Verschärft hatte die Lage die Explosion im Beiruter Hafen am 4. August 2020, bei der mehr als 190 Menschen ums Leben gekommen waren. Rund 6.000 Menschen wurden verletzt. Nach UNO-Angaben leben rund drei Viertel der Menschen des Landes mittlerweile unter der Armutsgrenze. Im Alltag kämpfen sie mit Mangelversorgung. Die libanesische Währung hat mehr als 90 Prozent ihres Wertes verloren. Die Regierung kann ihre Schulden nicht mehr zurückzahlen.

Das zerstörte Hafenareal im Mai 2022
Reuters/Mohamed Azakir
Die Explosion im Hafen verfolgt das Land bis heute

Eigentlich war er wartet worden, dass das Hisbollah-Lager noch dazugewinnt, da der wichtigste sunnitische Politiker und frühere Regierungschef Saad Hariri aus Protest gegen den seiner Meinung nach stärker werdenden iranischen Einfluss die Wahl boykottiert hatte. Seine Zukunftsbewegung hatte bisher 20 Sitze im Parlament. Infolge des Boykotts sank die Wahlbeteiligung auf 41 Prozent.

Verluste für Hisbollah-Lager

Doch den etablierten Parteien gelang es wider Erwarten offenbar nicht gut genug, die Massen zu mobilisieren und den Boykott für sich zu nützen. Die Hisbollah selbst wie die mit ihr verbündete ebenfalls schiitische Amal-Bewegung von Parlamentspräsident Nabih Berri konnten in etwa ihr Ergebnis halten. Die ebenfalls verbündete christliche Partei von Präsident Michel Aoun, die Freie Patriotische Bewegung (FPM), erlitt jedoch Einbußen.

Wahlkundgebung der Hisbollah
Reuters/Issam Abdallah
Konvoi zur Unterstützung des Hisbollah-Lagers

Neue größte christliche Partei

Die Partei Libanesische Kräfte (LF) gewann hingegen mehrere Sitze hinzu und dürfte damit zur größten christlichen Partei im Parlament avancieren. Die Partei des ehemaligen Kriegsherrn Samir Geagea steht Saudi-Arabien nahe. Sie ist seit dem Ende des Bürgerkriegs vor 30 Jahren fester Bestandteil der Politik und hatte sich im Wahlkampf deutlich gegen die Hisbollah positioniert.

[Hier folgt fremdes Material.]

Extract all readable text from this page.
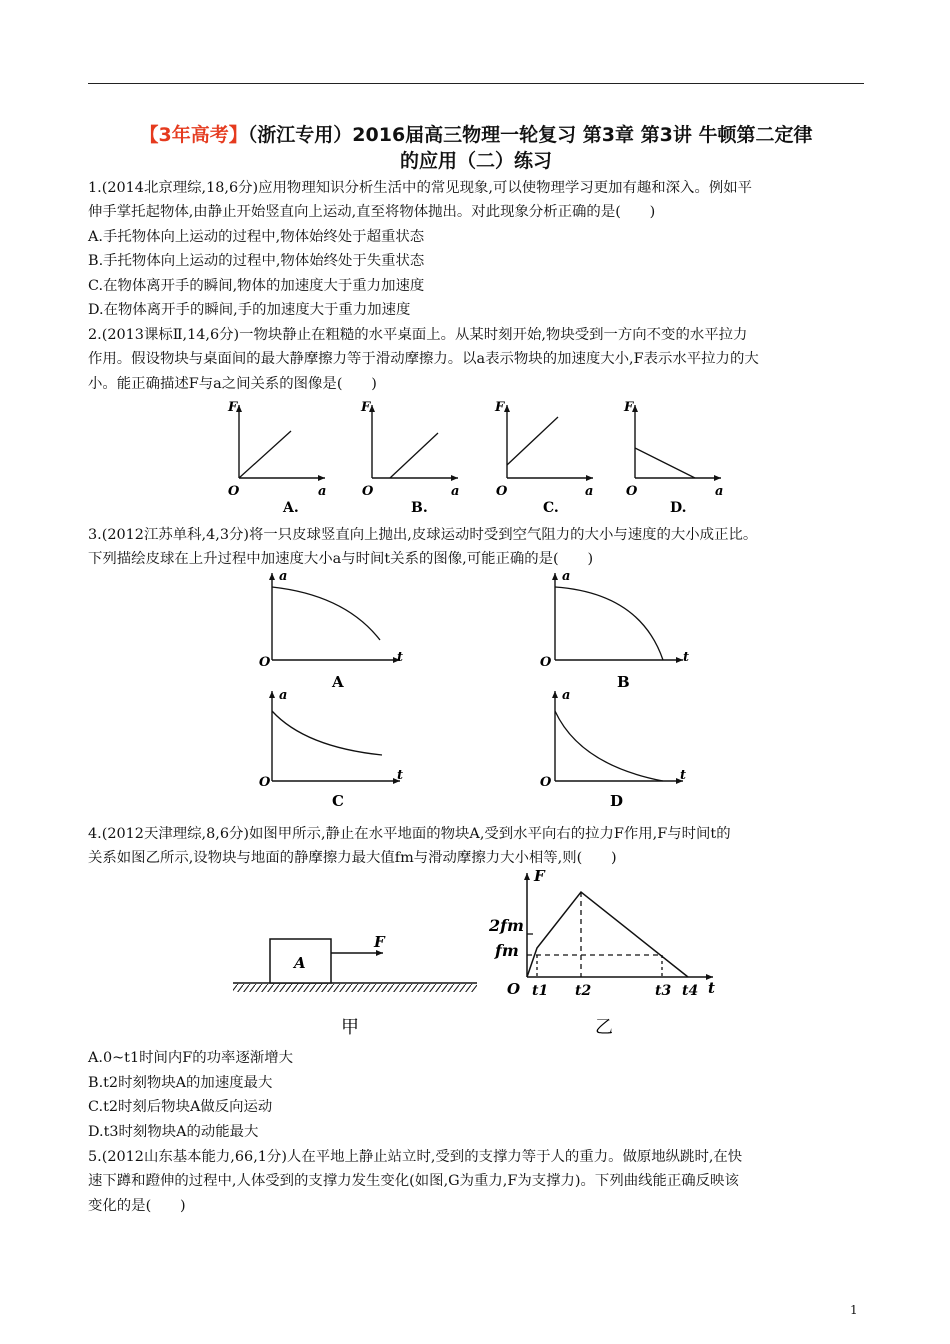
【3年高考】（浙江专用）2016届高三物理一轮复习 第3章 第3讲 牛顿第二定律
的应用（二）练习
1.(2014北京理综,18,6分)应用物理知识分析生活中的常见现象,可以使物理学习更加有趣和深入。例如平
伸手掌托起物体,由静止开始竖直向上运动,直至将物体抛出。对此现象分析正确的是(　　)
A.手托物体向上运动的过程中,物体始终处于超重状态
B.手托物体向上运动的过程中,物体始终处于失重状态
C.在物体离开手的瞬间,物体的加速度大于重力加速度
D.在物体离开手的瞬间,手的加速度大于重力加速度
2.(2013课标Ⅱ,14,6分)一物块静止在粗糙的水平桌面上。从某时刻开始,物块受到一方向不变的水平拉力
作用。假设物块与桌面间的最大静摩擦力等于滑动摩擦力。以a表示物块的加速度大小,F表示水平拉力的大
小。能正确描述F与a之间关系的图像是(　　)
F
a
O
A.
F
a
O
B.
F
a
O
C.
F
a
O
D.
3.(2012江苏单科,4,3分)将一只皮球竖直向上抛出,皮球运动时受到空气阻力的大小与速度的大小成正比。
下列描绘皮球在上升过程中加速度大小a与时间t关系的图像,可能正确的是(　　)
a
t
O
A
a
t
O
B
a
t
O
C
a
t
O
D
4.(2012天津理综,8,6分)如图甲所示,静止在水平地面的物块A,受到水平向右的拉力F作用,F与时间t的
关系如图乙所示,设物块与地面的静摩擦力最大值fm与滑动摩擦力大小相等,则(　　)
A
F
甲
F
t
O
2fm
fm
t1 t2	t3 t4
乙
A.0~t1时间内F的功率逐渐增大
B.t2时刻物块A的加速度最大
C.t2时刻后物块A做反向运动
D.t3时刻物块A的动能最大
5.(2012山东基本能力,66,1分)人在平地上静止站立时,受到的支撑力等于人的重力。做原地纵跳时,在快
速下蹲和蹬伸的过程中,人体受到的支撑力发生变化(如图,G为重力,F为支撑力)。下列曲线能正确反映该
变化的是(　　)
1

„Die libanesische Bevölkerung hat die herrschenden Parteien abgestraft und sich uns angeschlossen und damit ihren Willen für einen Neuanfang zum Ausdruck gebracht“, sagte LF-Sprecher Marc Saad der Nachrichtenagentur AFP.

Nicht nur symbolische Erfolge für Protestbewegung

Den unabhängigen Kandidaten dieser Protestbewegung war es zwar vor der Wahl nicht gelungen, sich zusammenzuschließen, im neuen Parlament könnten sie jedoch genügend Sitze gewinnen, um einen noch nie dagewesenen Einfluss auf die Politik des Landes auszuüben. Ersten Berichten zufolge fielen auch mehrere Wahlkreise mit Hisbollah-Schwergewichten an unabhängige Kandidaten, was schon symbolisch ein großer Erfolg ist. Zehn oder mehr Abgeordnete des Reformlagers könnten damit zudem Zünglein an der Waage bei der Bildung einer neuen Regierung werden.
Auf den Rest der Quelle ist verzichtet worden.